Um exemplar do smartphone topo de linha da Apple despencou de uma altitude superior a trinta quilômetros e permaneceu inteiramente funcional depois de chocar-se contra o solo. O teste extremo ocorreu no dia 24 de junho e foi executado pela marca de acessórios RhinoShield em colaboração com a companhia aeroespacial britânica Sent Into Space, culminando na conquista de uma marca oficial no Guinness World Records.
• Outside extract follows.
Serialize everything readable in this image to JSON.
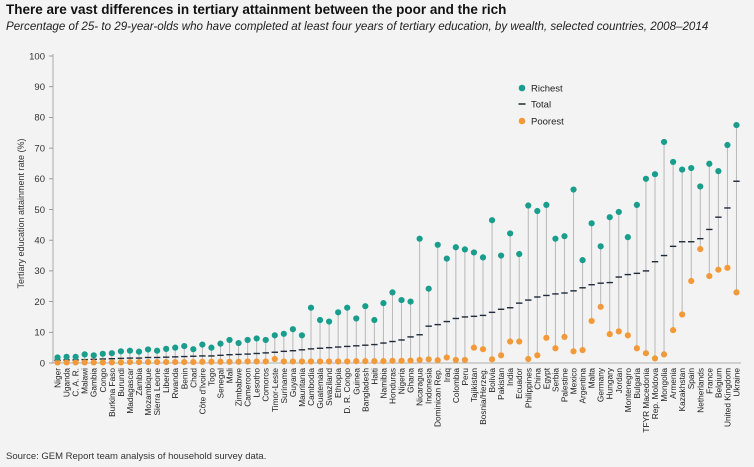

O dispositivo móvel encontrava-se envolto exclusivamente por uma proteção da linha AirX fabricada pela RhinoShield, sendo içado à estratosfera por meio de um balão meteorológico de grande altitude. Na sequência, o telefone foi liberado a exatos 30.607 metros de altura da superfície, o equivalente a mais do triplo do teto operacional de aeronaves comerciais, que costuma trafegar na faixa dos nove mil metros.
A prova de resistência ocorreu na cidade sueca de Kiruna, garantindo aos envolvidos o título de maior queda registrada para um telefone celular protegido por um invólucro em ambiente natural. O aparelho foi resgatado sem avarias visíveis após impactar uma zona despovoada situada nas imediações do Centro Espacial Esrange.
A empreitada obedeceu a critérios rigorosos estipulados pelo Guinness, os quais vedavam o emprego de sistemas de paraquedas e determinavam que a própria proteção atingisse o solo em primeiro lugar. Previamente ao lançamento, o aparato foi submetido a simulações de congelamento e baixa pressão atmosférica para suportar o ambiente estratosférico.
Tecnologia de amortecimento com inspiração automotiva
O involucro AirX utilizado no teste emprega um sistema de absorção de impactos fundamentado no funcionamento dos airbags veiculares e nas bolsas pneumáticas presentes em determinados calçados esportivos. A RhinoShield explica que cavidades internas auxiliam na dissipação da energia gerada pelo choque, espalhando-a de maneira gradual com o intuito de minimizar a força transferida ao telefone.
A desenvolvedora batizou o método de ShockSpread, associando-o a um bolsão de ar perimetral de trezentos e sessenta graus e a uma engenharia de compressão voltada à redistribuição de choques mecânicos.
O acessório também se destaca por ser construído a partir de uma única matéria-prima, o que otimiza os processos de reciclagem. Segundo a fabricante, foram produzidas mais de cento e cinquenta variações prototipadas ao longo do projeto até a consolidação do design comercial definitivo.
Mujou Hsiao, gerente de promoção de marca da RhinoShield, revelou que a proposta de arremessar o celular a mais de trinta mil metros nasceu logo após o surgimento da AirX, quando o diretor executivo da companhia, Eric Wang, propôs validar a durabilidade em uma tentativa recordista.
“De início, cogitamos alternativas como cinquenta quedas seguidas de quinze metros ou buscar o reconhecimento de capa monomaterial mais durável. Contudo, quisemos elevar o nível literal da proteção e avaliamos balões térmicos, saltos de paraquedas e sondas atmosféricas. No fim, o Eric resumiu bem: ‘Se é para subir, vamos ao ponto mais alto humanamente viável’”, relatou Hsiao.

Capinha usada no experimento conta com uma estrutura inspirada nos airbags dos carros (Divulgação/Guinness World Records)
Resgate demorado em área isolada
Além da altitude extrema e da estrutura técnica empregada no procedimento, a localização do telefone representou uma etapa complexa da missão. O terreno escolhido é quase inabitado, e os instrumentos de rastreamento conseguiram estreitar o perímetro de busca para aproximadamente dois quilômetros.
Apesar disso, a equipe precisou de mais de cinco horas para reaver o equipamento. Restrições de peso do helicóptero permitiram o embarque de apenas quatro pessoas na varredura inicial, compreendendo técnicos de rastreamento e profissionais de captação de imagens.
Hsiao pontuou que, conquanto houvesse segurança quanto à eficácia do acessório, variáveis externas fugiam ao controle da equipe, gerando apreensão em relação à integridade do hardware.
“Sentimos uma mistura de alívio profundo e espanto! Acreditávamos na engenharia da AirX, mas elementos externos estavam totalmente fora de nosso alcance, a exemplo de correntes de vento instáveis, velocidade de queda, a consistência do solo e a própria restrição de prazo, já que nossa estadia em Kiruna duraria somente uma semana”, detalhou Hsiao.
O sucesso na empreitada concedeu oficialmente à RhinoShield e à Sent Into Space a chancela do Guinness World Records. Cabe ressaltar, contudo, que o feito retrata um ensaio extremo e singular, não servindo como garantia de que incidentes cotidianos com o produto reproduzam o mesmo resultado.